The first video, a Ted Talk by neuroscientist Stuart Firestein that questions the certainty of the scientific endeavor. More so than ever he suggests we ought to be embracing the uncertainty, the unsolved, the puzzles that science presents rather than resting our laurels on some misbegotten perception of scientific eminence.

Stuart Firestein: The Pursuit of Ignorance

The second video shows the awe-inspiring complexity of something so simple that few give any thought to it – how butterfly wings get their colors. It reminds us, or at least it reminded me, of how little we really know about nature’s physiology. The depth of complexity in the butterfly wing colors will blow your mind.

Of Nanoparticles and Pixie Dust

Corporate Certainty and Sciencism

And then there is this, the juxtaposition of scientific uncertainty and the vast complexity of natural physiology with corporate trollism and astroturfing. These are paid propagandists and digital social bots, whose only task is to dismantle all doubt about their products under the auspices of ‘scientific certainty’. The human trolls spend hours upon hours on social media, responding to each and every critique of their product or their issue. The digital social bots respond by algorithm. Each does its damage by attacking anyone, personally and professionally, who dares question the certainty of their science.

Take a gander at this particular message board where the risks of the HPV vaccine of were discussed in advance of a talk show. Whether you are pro or anti-vaccine is of no import. Indeed, not even the topic or the host of the board is important. The same pattern of corporate trollism can be viewed with any potentially dangerous, but hugely profitable, product or issue. It is the method of corporate trollism that is important to observe. See if you can identify the trolls paid by industry. There are at least five. They attack the veracity of the patient experience. They attack parents whose children died. They proclaim scientific certainty. No evidence to the contrary will shake their stance. No comment will be left un-argued.

On Sciencism and Being Galileo’d

If you have watched the videos and perused the message board, I bet you’re thinking what the heck do all three examples have to do with each other?  Perhaps nothing, perhaps everything.

On the one hand, I was in awe of the brilliant complexity that is nature – the nano architecture of the butterfly wings is mind blowing.
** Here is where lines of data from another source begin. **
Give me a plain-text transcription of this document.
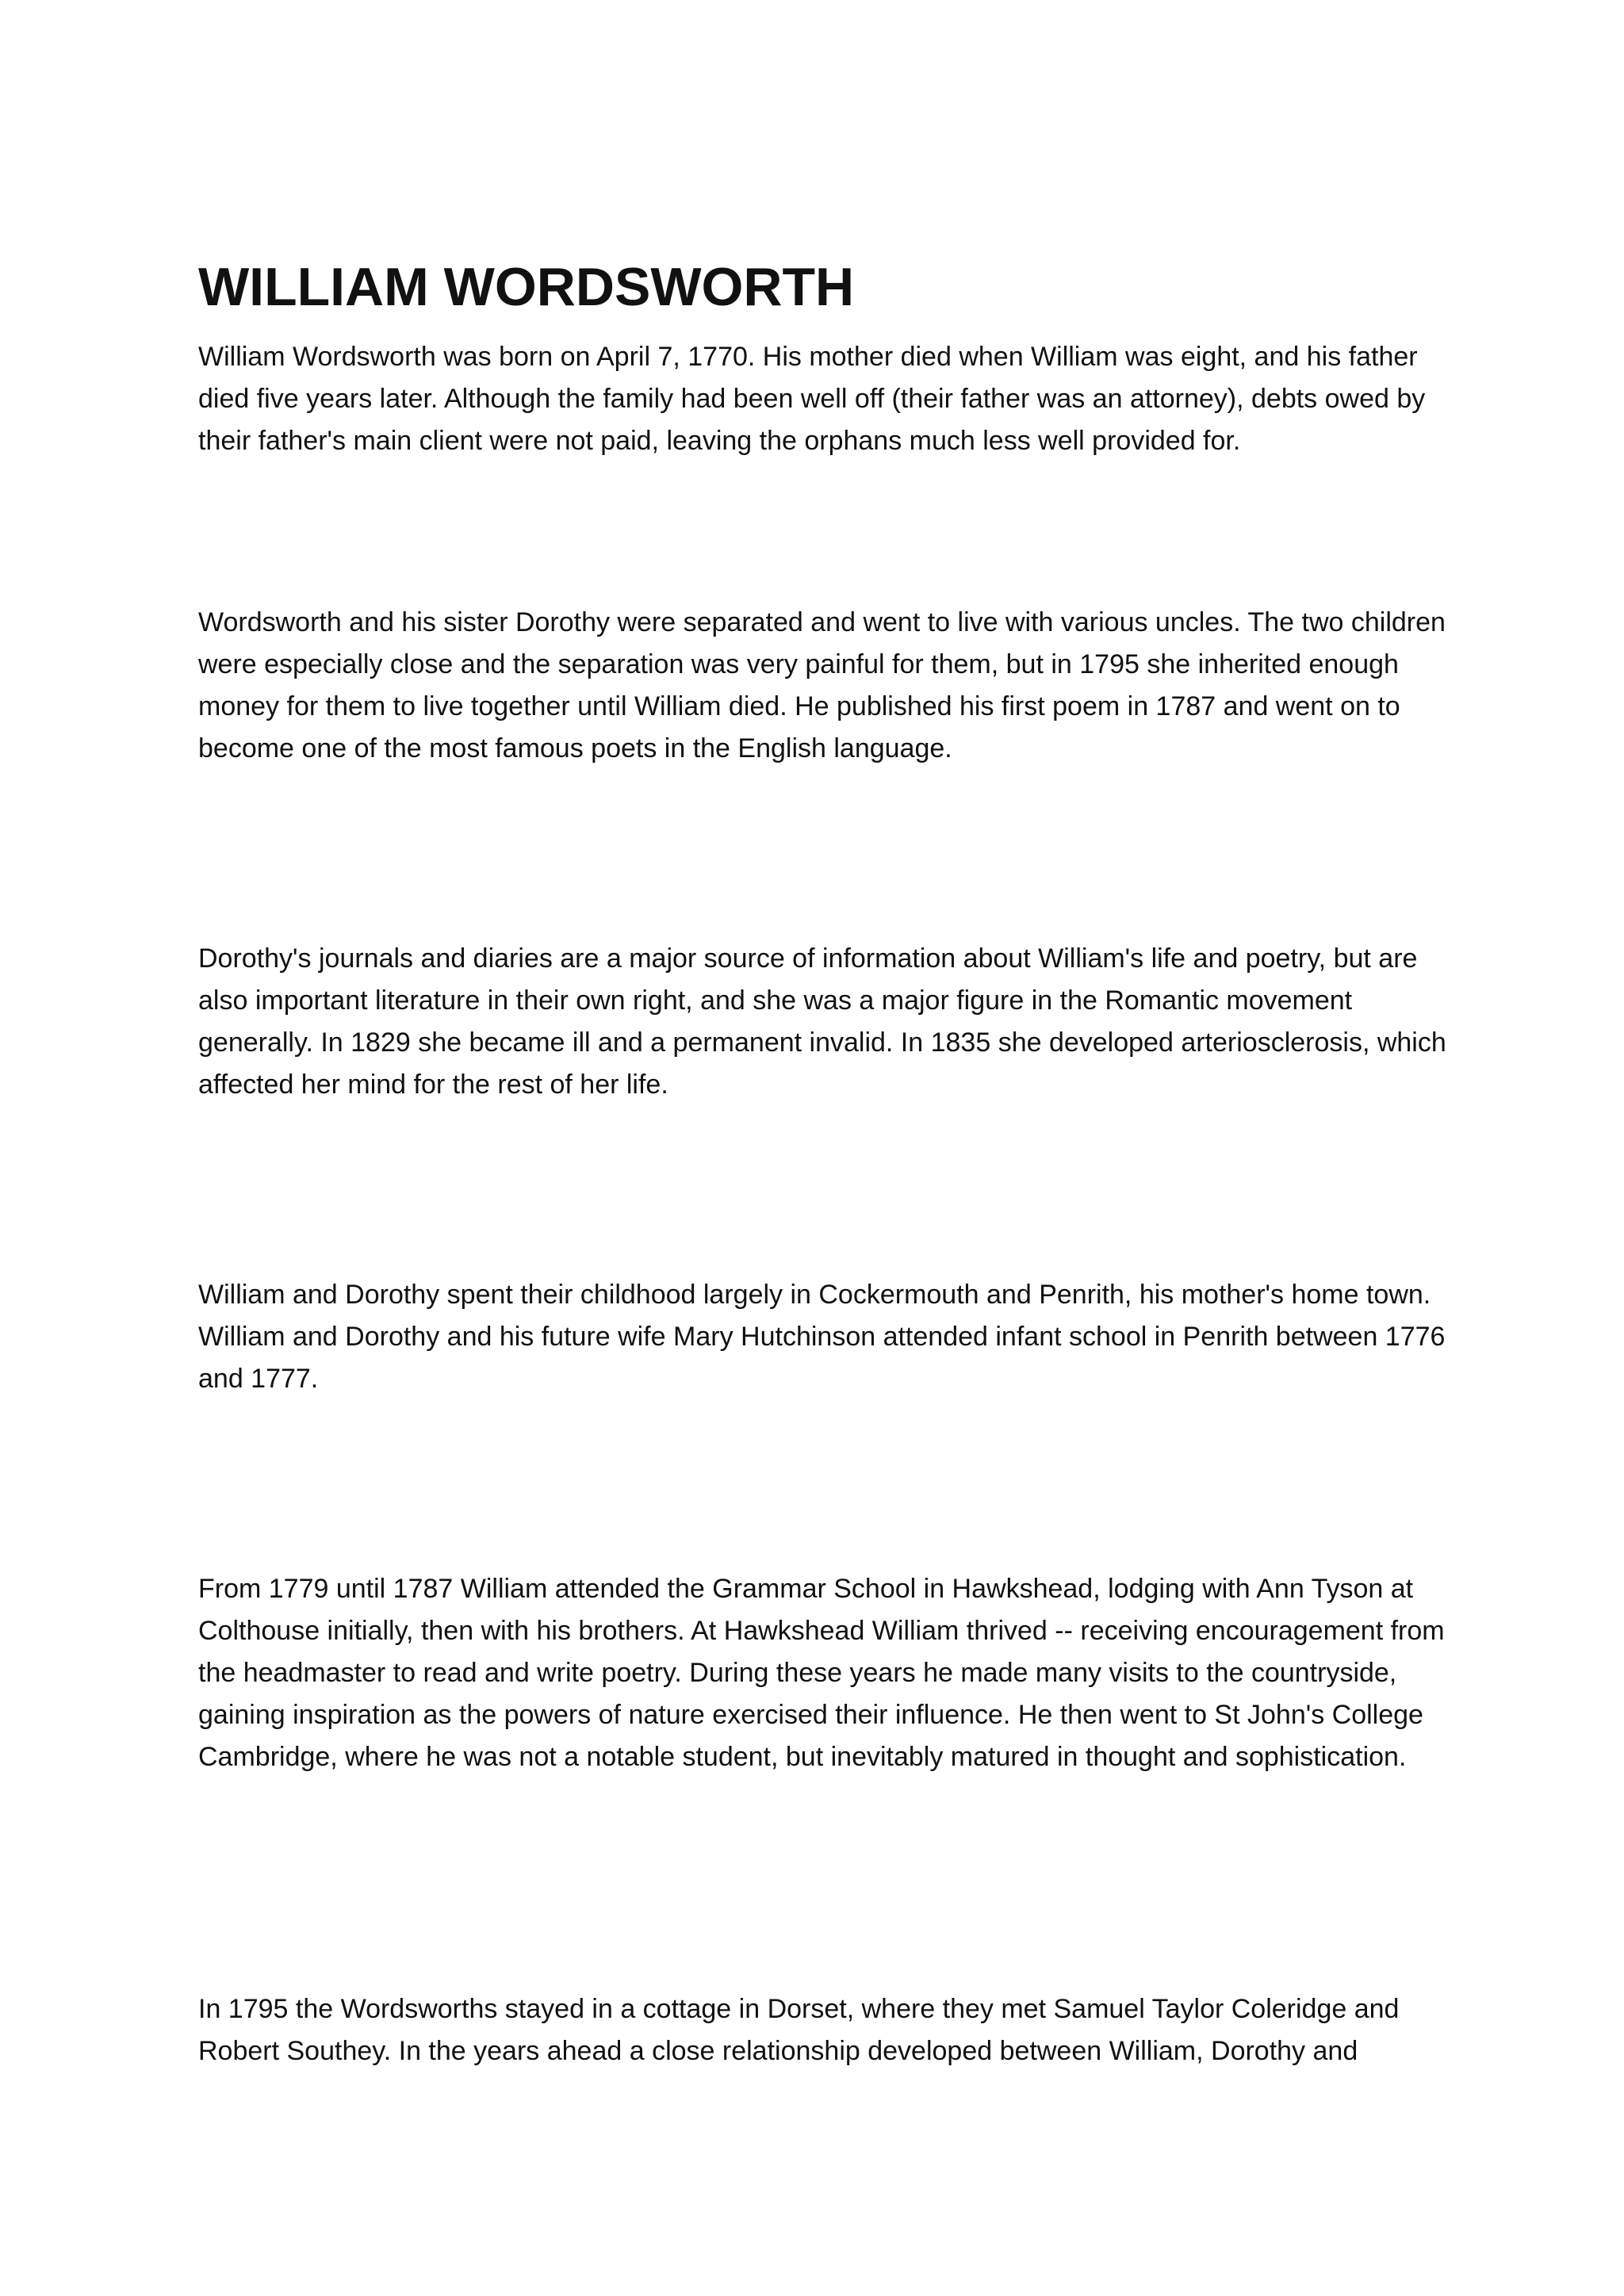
WILLIAM WORDSWORTH

William Wordsworth was born on April 7, 1770. His mother died when William was eight, and his father died five years later. Although the family had been well off (their father was an attorney), debts owed by their father's main client were not paid, leaving the orphans much less well provided for.

Wordsworth and his sister Dorothy were separated and went to live with various uncles. The two children were especially close and the separation was very painful for them, but in 1795 she inherited enough money for them to live together until William died. He published his first poem in 1787 and went on to become one of the most famous poets in the English language.

Dorothy's journals and diaries are a major source of information about William's life and poetry, but are also important literature in their own right, and she was a major figure in the Romantic movement generally. In 1829 she became ill and a permanent invalid. In 1835 she developed arteriosclerosis, which affected her mind for the rest of her life.

William and Dorothy spent their childhood largely in Cockermouth and Penrith, his mother's home town. William and Dorothy and his future wife Mary Hutchinson attended infant school in Penrith between 1776 and 1777.

From 1779 until 1787 William attended the Grammar School in Hawkshead, lodging with Ann Tyson at Colthouse initially, then with his brothers. At Hawkshead William thrived -- receiving encouragement from the headmaster to read and write poetry. During these years he made many visits to the countryside, gaining inspiration as the powers of nature exercised their influence. He then went to St John's College Cambridge, where he was not a notable student, but inevitably matured in thought and sophistication.

In 1795 the Wordsworths stayed in a cottage in Dorset, where they met Samuel Taylor Coleridge and Robert Southey. In the years ahead a close relationship developed between William, Dorothy and
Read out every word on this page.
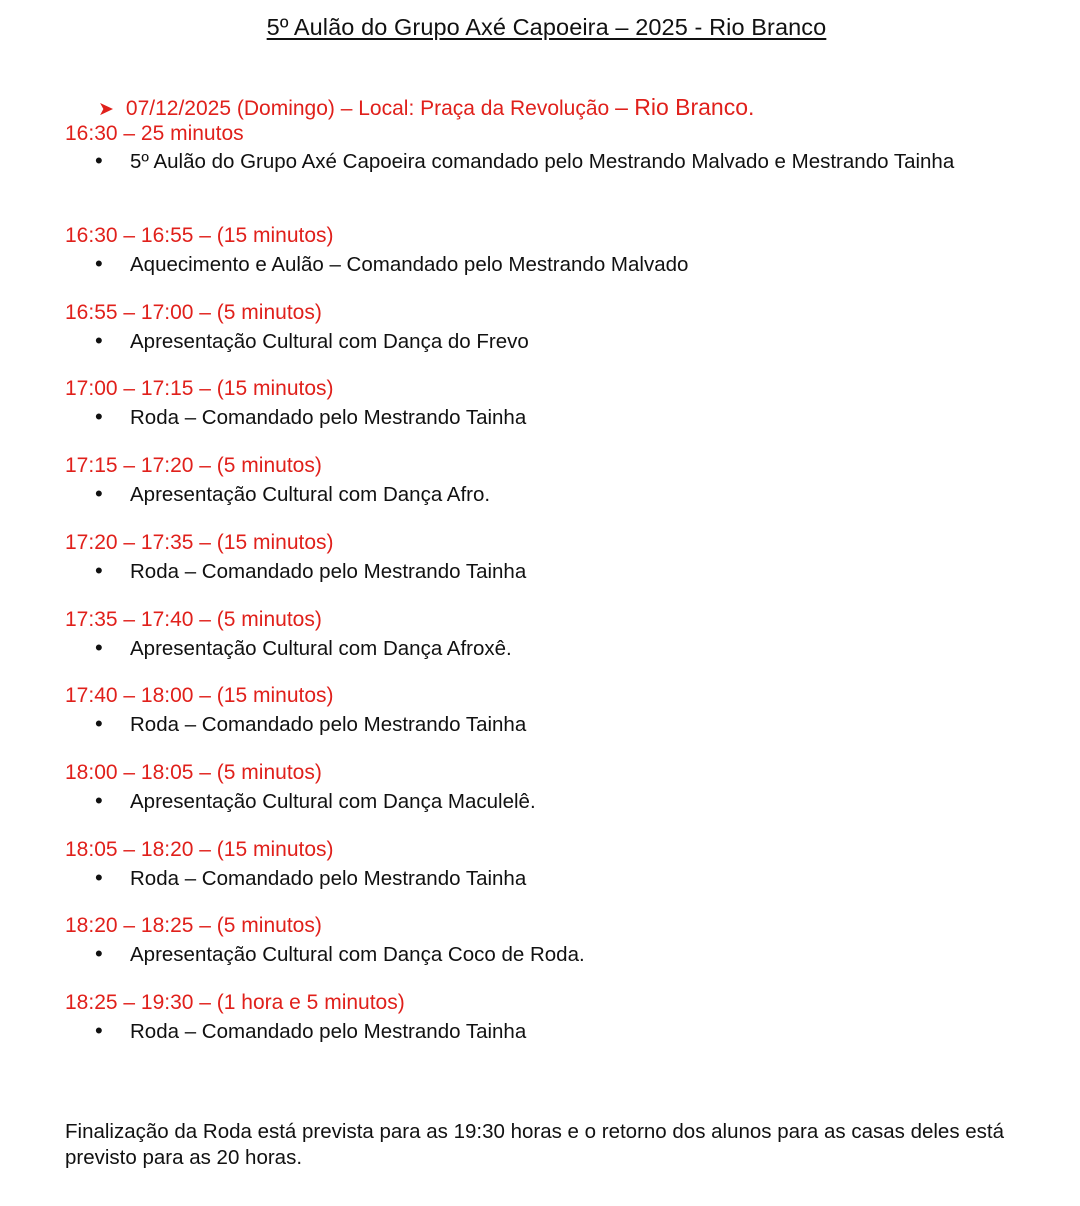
5º Aulão do Grupo Axé Capoeira – 2025 - Rio Branco
➤ 07/12/2025 (Domingo) – Local: Praça da Revolução – Rio Branco.
16:30 – 25 minutos
• 5º Aulão do Grupo Axé Capoeira comandado pelo Mestrando Malvado e Mestrando Tainha
16:30 – 16:55 – (15 minutos)
• Aquecimento e Aulão – Comandado pelo Mestrando Malvado
16:55 – 17:00 – (5 minutos)
• Apresentação Cultural com Dança do Frevo
17:00 – 17:15 – (15 minutos)
• Roda – Comandado pelo Mestrando Tainha
17:15 – 17:20 – (5 minutos)
• Apresentação Cultural com Dança Afro.
17:20 – 17:35 – (15 minutos)
• Roda – Comandado pelo Mestrando Tainha
17:35 – 17:40 – (5 minutos)
• Apresentação Cultural com Dança Afroxê.
17:40 – 18:00 – (15 minutos)
• Roda – Comandado pelo Mestrando Tainha
18:00 – 18:05 – (5 minutos)
• Apresentação Cultural com Dança Maculelê.
18:05 – 18:20 – (15 minutos)
• Roda – Comandado pelo Mestrando Tainha
18:20 – 18:25 – (5 minutos)
• Apresentação Cultural com Dança Coco de Roda.
18:25 – 19:30 – (1 hora e 5 minutos)
• Roda – Comandado pelo Mestrando Tainha
Finalização da Roda está prevista para as 19:30 horas e o retorno dos alunos para as casas deles está previsto para as 20 horas.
I was humbled. Listening to Dr. Firestein I was reminded of how wonderful it is have such immensely complicated puzzles to investigate. Science is, at its most fundamental, a quest for understanding. If all is certain, science is dead.

On the other hand, I was and continue to be, angered by what I see happening in corporate science or as I like to call it, sciencism. This strict adherence to, and indeed enforcement of, a consensus based understanding of reality, one that happens to correspond perfectly with product profit potential, is everything science is not. There is no humility there; only hubris and the certainty necessary to cudgel perceived detractors. And though there have always been forces that seek to derail discovery, especially when core ideologies are at stake, the Church versus Galileo, for example, the added impetus of billions of dollars in profits combined with the public slaying of patients, scientists and other contrarians, seems new.

Then again, maybe it’s not. Maybe we’re being Galileo’d by the high priests of industry-sponsored, media-supported, politically-ordained sciencism. Maybe only the players have changed.